We never really know what might blow our way.
My shoes got dusty. It was my own fault; for rather than walk around the piles, I’d tromped right through the middle. It was a kick.
Saturday began calm; the leaves drifted from the trees, slowly enough to be studied. Later, as the breeze-speed increased, they showered in multi-colored torrents. There were some who cussed the downpour, lamenting the imminent raking and leaf-blowing. Others laughed and said, “Wait ‘til tomorrow; they’ll blow into the neighbor’s yard.” The gardeners in the group spoke of mulch and soil. Me? I just crunched them and kicked at them and occasionally picked them out of my hair.
Our kids used to pretend to clean up the leaves from our one and only tree—and, kids being kids, they jumped into results. It was messy and expected. Eventually, we might get around to bagging them or running the lawnmower over the remnants. It was never really an urgent operation; nature would take care of what we didn’t or wouldn’t.
There was a fall day a long time ago, similar to recent ones, when Mom picked us up from school—and we met a neighbor family to take a walk in the woods. The cattle had munched the grass short and had worn paths through the trees, along the hillsides, and down to the creek. I’ve so often wished my kids could’ve walked where I did, but the pasture is overgrown now; it would take a lot to make it passable again.

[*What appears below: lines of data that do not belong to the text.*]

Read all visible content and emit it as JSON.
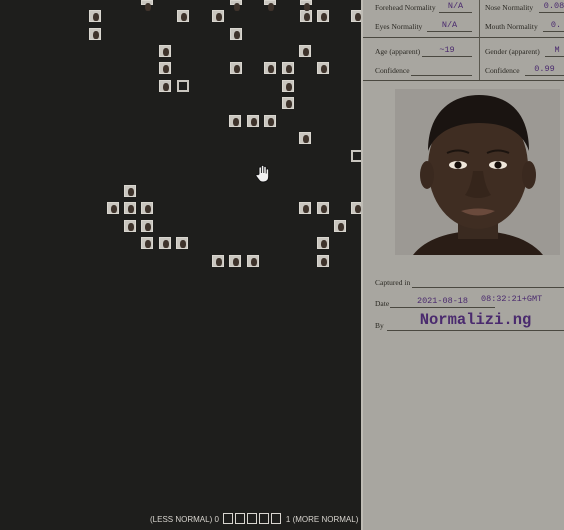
{
  "legend": {
    "less_label": "(LESS NORMAL) 0",
    "more_label": "1 (MORE NORMAL)",
    "swatch_count": 5
  },
  "card": {
    "forehead_label": "Forehead Normality",
    "forehead_value": "N/A",
    "nose_label": "Nose Normality",
    "nose_value": "0.08",
    "eyes_label": "Eyes Normality",
    "eyes_value": "N/A",
    "mouth_label": "Mouth Normality",
    "mouth_value": "0.",
    "age_label": "Age (apparent)",
    "age_value": "~19",
    "gender_label": "Gender (apparent)",
    "gender_value": "M",
    "confidence_label_left": "Confidence",
    "confidence_value_left": "",
    "confidence_label_right": "Confidence",
    "confidence_value_right": "0.99",
    "captured_label": "Captured in",
    "captured_value": "",
    "date_label": "Date",
    "date_value": "2021-08-18",
    "time_value": "08:32:21+GMT",
    "by_label": "By",
    "by_value": "Normalizi.ng"
  },
  "colors": {
    "background": "#1e1e1c",
    "card": "#a8a6a0",
    "ink": "#4a2a6e"
  },
  "icons": [
    "hand-cursor-icon"
  ]
}
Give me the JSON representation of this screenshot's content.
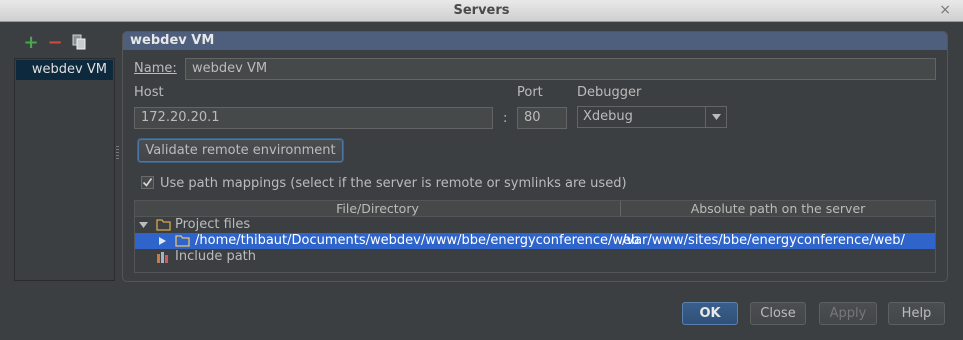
{
  "window": {
    "title": "Servers"
  },
  "toolbar": {
    "icons": [
      "add-icon",
      "remove-icon",
      "copy-icon"
    ]
  },
  "server_list": [
    {
      "label": "webdev VM",
      "selected": true
    }
  ],
  "panel": {
    "title": "webdev VM"
  },
  "form": {
    "name_label": "Name:",
    "name_value": "webdev VM",
    "host_label": "Host",
    "host_value": "172.20.20.1",
    "colon": ":",
    "port_label": "Port",
    "port_value": "80",
    "debugger_label": "Debugger",
    "debugger_value": "Xdebug",
    "validate_label": "Validate remote environment",
    "use_path_mappings_label": "Use path mappings (select if the server is remote or symlinks are used)",
    "use_path_mappings_checked": true
  },
  "mappings": {
    "columns": [
      "File/Directory",
      "Absolute path on the server"
    ],
    "rows": [
      {
        "label": "Project files",
        "expanded": true,
        "icon": "folder-icon"
      },
      {
        "label": "/home/thibaut/Documents/webdev/www/bbe/energyconference/web",
        "server_path": "/var/www/sites/bbe/energyconference/web/",
        "selected": true,
        "icon": "folder-icon"
      },
      {
        "label": "Include path",
        "icon": "library-icon"
      }
    ]
  },
  "buttons": {
    "ok": "OK",
    "close": "Close",
    "apply": "Apply",
    "help": "Help"
  },
  "colors": {
    "selection": "#2f65ca",
    "panel_header": "#4e5e7d",
    "list_selection": "#0d293e",
    "background": "#3c3f41"
  }
}
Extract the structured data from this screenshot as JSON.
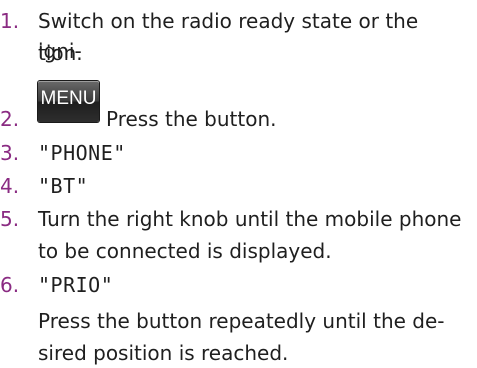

We only took one such autumn hike that I can recall. Snacks were involved—I remember amazing cupcakes, a kind my own mother didn’t make. Though we were too young to care, the sunshine played its key role in perking up spirits already converging toward winter. There were leaves. Everywhere.
There’s a picture of me, from another day. I’m sitting in a leaf-filled wheelbarrow with a rake perched on top—supposed evidence of some work that was done. I’m hugging the dog; he’d come to pose. I’m certain there were probably small mounds of smoldering leaves in the background.
The snapshot captured that single moment.
We never know, do we, what might blow our way?
It’s easy to underestimate the power of once, choosing instead to esteem our traditions and their lasting impressions born of repetition. We might worry that time will whisk away all the little things. We may forget that life is also built upon the influences of our everyday: an accumulation raked together, in part, by our openness to whatever drifts in and our willingness to hike through it—when one singular swirl of the leaves is enough.